Porque, naturalmente, la Vía de la Plata no fue fruto de un arrebato histórico puntual ni caprichoso. Se construye sobre lo que se destruye: se reconstruye. Así, la red de caminos prerromanos se fue acomodando a las necesidades viales de la romanización y convirtiendo en el trazado propiamente conocido como Iter ab Emerita Asturicam; por razones estratégicas y económicas se amplió hacia el sur, hasta Itálica e Hispalis; después, con los fervores jacobeos, fue la ruta mozárabe por la que subían los peregrinos hasta la tumba del apóstol; sirvió más tarde a las trashumancias de la mesta; y llegó a identificarse finalmente en gran medida con la N-630, dos líneas verticales que recorren la península de norte a sur, que se juntan y se separan, que a veces discurren paralelas y a veces se distancian, que se entrecruzan o se solapan, según imposiciones del trayecto, de la orografía o de las poblaciones emergentes. Hay, pese a todo, cierta incertidumbre original, con ecos de leyenda, como demuestra, por ejemplo, la oscuridad etimológica de la denominación, dado que los especialistas no aciertan a discernir si el nombre proviene del latín o del árabe, si se trata, en suma, de una vía ancha (lata) o pública (platea), pavimentada (balath) o empedrada (balata), propuestas posibles todas ellas y que, en su imprecisa equidistancia, no hacen sino acentuar el origen difuso del camino y su utilidad estadística, porque la etimología popular no es tanto un enigma filológico como la certificación lingüística de una evidencia: que la necesidad de nombrar lo que se usa no admite imposición de autoridades.
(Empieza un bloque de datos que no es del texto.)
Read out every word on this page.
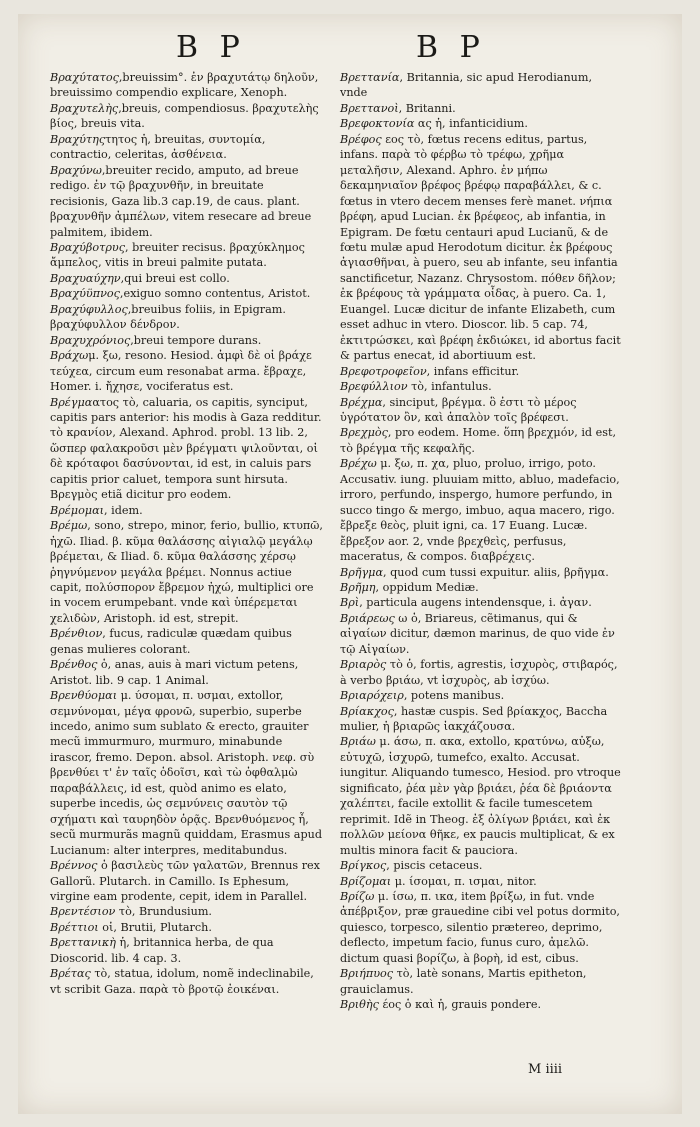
B P	B P
Βραχύτατος,breuissim°. ἐν βραχυτάτῳ δηλοῦν, breuissimo compendio explicare, Xenoph.
Βραχυτελὴς,breuis, compendiosus. βραχυτελὴς βίος, breuis vita.
Βραχύτηςτητος ἡ, breuitas, συντομία, contractio, celeritas, ἀσθένεια.
Βραχύνω,breuiter recido, amputo, ad breue redigo. ἐν τῷ βραχυνθῆν, in breuitate recisionis, Gaza lib.3 cap.19, de caus. plant. βραχυνθῆν ἀμπέλων, vitem resecare ad breue palmitem, ibidem.
Βραχύβοτρυς, breuiter recisus. βραχύκλημος ἄμπελος, vitis in breui palmite putata.
Βραχυαύχην,qui breui est collo.
Βραχύϋπνος,exiguo somno contentus, Aristot.
Βραχύφυλλος,breuibus foliis, in Epigram. βραχύφυλλον δένδρον.
Βραχυχρόνιος,breui tempore durans.
Βράχωμ. ξω, resono. Hesiod. ἀμφὶ δὲ οἱ βράχε τεύχεα, circum eum resonabat arma. ἔβραχε, Homer. i. ἤχησε, vociferatus est.
Βρέγμαατος τὸ, caluaria, os capitis, synciput, capitis pars anterior: his modis à Gaza redditur. τὸ κρανίον, Alexand. Aphrod. probl. 13 lib. 2, ὥσπερ φαλακροῦσι μὲν βρέγματι ψιλοῦνται, οἱ δὲ κρόταφοι δασύνονται, id est, in caluis pars capitis prior caluet, tempora sunt hirsuta. Βρεγμὸς etiã dicitur pro eodem.
Βρέμομαι, idem.
Βρέμω, sono, strepo, minor, ferio, bullio, κτυπῶ, ἠχῶ. Iliad. β. κῦμα θαλάσσης αἰγιαλῷ μεγάλῳ βρέμεται, & Iliad. δ. κῦμα θαλάσσης χέρσῳ ῥηγνύμενον μεγάλα βρέμει. Nonnus actiue capit, πολύσπορον ἔβρεμον ἠχώ, multiplici ore in vocem erumpebant. vnde καὶ ὑπέρεμεται χελιδὼν, Aristoph. id est, strepit.
Βρένθιον, fucus, radiculæ quædam quibus genas mulieres colorant.
Βρένθος ὁ, anas, auis à mari victum petens, Aristot. lib. 9 cap. 1 Animal.
Βρενθύομαι μ. ύσομαι, π. υσμαι, extollor, σεμνύνομαι, μέγα φρονῶ, superbio, superbe incedo, animo sum sublato & erecto, grauiter mecũ immurmuro, murmuro, minabunde irascor, fremo. Depon. absol. Aristoph. νεφ. σὺ βρενθύει τ' ἐν ταῖς ὁδοῖσι, καὶ τὼ ὀφθαλμὼ παραβάλλεις, id est, quòd animo es elato, superbe incedis, ὡς σεμνύνεις σαυτὸν τῷ σχήματι καὶ ταυρηδὸν ὁρᾷς. Βρενθυόμενος ἦ, secũ murmurãs magnũ quiddam, Erasmus apud Lucianum: alter interpres, meditabundus.
Βρέννος ὁ βασιλεὺς τῶν γαλατῶν, Brennus rex Gallorũ. Plutarch. in Camillo. Is Ephesum, virgine eam prodente, cepit, idem in Parallel.
Βρεντέσιον τὸ, Brundusium.
Βρέττιοι οἱ, Brutii, Plutarch.
Βρεττανικὴ ἡ, britannica herba, de qua Dioscorid. lib. 4 cap. 3.
Βρέτας τὸ, statua, idolum, nomẽ indeclinabile, vt scribit Gaza. παρὰ τὸ βροτῷ ἐοικέναι.
Βρεττανία, Britannia, sic apud Herodianum, vnde
Βρεττανοὶ, Britanni.
Βρεφοκτονία ας ἡ, infanticidium.
Βρέφος εος τὸ, fœtus recens editus, partus, infans. παρὰ τὸ φέρβω τὸ τρέφω, χρῆμα μεταλῆσιν, Alexand. Aphro. ἐν μήπω δεκαμηνιαῖον βρέφος βρέφῳ παραβάλλει, & c. fœtus in vtero decem menses ferè manet. νήπια βρέφη, apud Lucian. ἐκ βρέφεος, ab infantia, in Epigram. De fœtu centauri apud Lucianũ, & de fœtu mulæ apud Herodotum dicitur. ἐκ βρέφους ἀγιασθῆναι, à puero, seu ab infante, seu infantia sanctificetur, Nazanz. Chrysostom. πόθεν δῆλον; ἐκ βρέφους τὰ γράμματα οἶδας, à puero. Ca. 1, Euangel. Lucæ dicitur de infante Elizabeth, cum esset adhuc in vtero. Dioscor. lib. 5 cap. 74, ἐκτιτρώσκει, καὶ βρέφη ἐκδιώκει, id abortus facit & partus enecat, id abortiuum est.
Βρεφοτροφεῖον, infans efficitur.
Βρεφύλλιον τὸ, infantulus.
Βρέχμα, sinciput, βρέγμα. ὃ ἐστι τὸ μέρος ὑγρότατον ὂν, καὶ ἁπαλὸν τοῖς βρέφεσι.
Βρεχμὸς, pro eodem. Home. ὅπη βρεχμόν, id est, τὸ βρέγμα τῆς κεφαλῆς.
Βρέχω μ. ξω, π. χα, pluo, proluo, irrigo, poto. Accusativ. iung. pluuiam mitto, abluo, madefacio, irroro, perfundo, inspergo, humore perfundo, in succo tingo & mergo, imbuo, aqua macero, rigo. ἔβρεξε θεὸς, pluit igni, ca. 17 Euang. Lucæ. ἔβρεξον aor. 2, vnde βρεχθεὶς, perfusus, maceratus, & compos. διαβρέχεις.
Βρῆγμα, quod cum tussi expuitur. aliis, βρῆγμα.
Βρῆμη, oppidum Mediæ.
Βρὶ, particula augens intendensque, i. ἀγαν.
Βριάρεως ω ὁ, Briareus, cẽtimanus, qui & αἰγαίων dicitur, dæmon marinus, de quo vide ἐν τῷ Αἰγαίων.
Βριαρὸς τὸ ὁ, fortis, agrestis, ἰσχυρὸς, στιβαρός, à verbo βριάω, vt ἰσχυρὸς, ab ἰσχύω.
Βριαρόχειρ, potens manibus.
Βρίακχος, hastæ cuspis. Sed βρίακχος, Baccha mulier, ἡ βριαρῶς ἰακχάζουσα.
Βριάω μ. άσω, π. ακα, extollo, κρατύνω, αὐξω, εὐτυχῶ, ἰσχυρῶ, tumefco, exalto. Accusat. iungitur. Aliquando tumesco, Hesiod. pro vtroque significato, ῥέα μὲν γὰρ βριάει, ῥέα δὲ βριάοντα χαλέπτει, facile extollit & facile tumescetem reprimit. Idẽ in Theog. ἐξ ὀλίγων βριάει, καὶ ἐκ πολλῶν μείονα θῆκε, ex paucis multiplicat, & ex multis minora facit & pauciora.
Βρίγκος, piscis cetaceus.
Βρίζομαι μ. ίσομαι, π. ισμαι, nitor.
Βρίζω μ. ίσω, π. ικα, item βρίξω, in fut. vnde ἀπέβριξον, præ grauedine cibi vel potus dormito, quiesco, torpesco, silentio prætereo, deprimo, deflecto, impetum facio, funus curo, ἀμελῶ. dictum quasi βορίζω, à βορὴ, id est, cibus.
Βριήπυος τὸ, latè sonans, Martis epitheton, grauiclamus.
Βριθὴς έος ὁ καὶ ἡ, grauis pondere.
M iiii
Sea, en cualquier caso, como fuere, lo cierto es que la ruta se desdobla hoy en dos conceptos dispares y complementarios, el ocio o la necesidad, la excursión o el transporte, el recreo o la intendencia industrial, y que, según se imponga uno u otro, se hablará de la N-630 o de la Vía de la Plata, sinónimos adversos, cara y cruz de un mismo y diferente itinerario. Necesidad, transporte e intendencia justifican la densidad motorizada de la N-630 y subrayan su magnitud comercial. Ocio, excursión y recreo acentúan la dimensión cultural de la Vía de la Plata y engrandecen sus proporciones históricas. Así lo demuestran los modernos peregrinos, caminantes o ciclistas, que, militantes de una piedad laica y ecológica, movidos por una devoción inmanente, disfrutan minuciosamente, con lentitud antigua, de las alegrías y satisfacciones del trayecto y ponen en Santiago la ensoñación poética y remota y universal de Ítaca.
Peregrinos al margen, de dos maneras se puede recorrer la Vía de la Plata: verticalmente o en círculos concéntricos. Y ambas deben acogerse al principio del viaje transversal que da cabida a los paisajes cambiantes y las fisonomías urbanas, los caminos prerromanos, la arqueología, la toponimia, los puentes, las mansiones, los miliarios, los dólmenes y los restos mejor conservados de la calzada primitiva. El procedimiento circular fija el centro de actuación en un punto urbano, como Plasencia, o Cáceres, o Mérida, desde el que llevar a cabo excursiones radiales, batidas periféricas por la geografía de una cómoda y accesible circunferencia. El recorrido vertical, en cambio, que es el que en verdad reclama la naturaleza de la vía, se asemeja a una novela del siglo XIX, larga y sinuosa, lineal y llena de recovecos, de lectura inagotable, en la que al hilo de la historia central van surgiendo personajes narrativamente secundarios, de mínima presencia, y acaso funcionales, pero cuya relevancia singular y autonomía los hace perdurables en la imaginación del lector.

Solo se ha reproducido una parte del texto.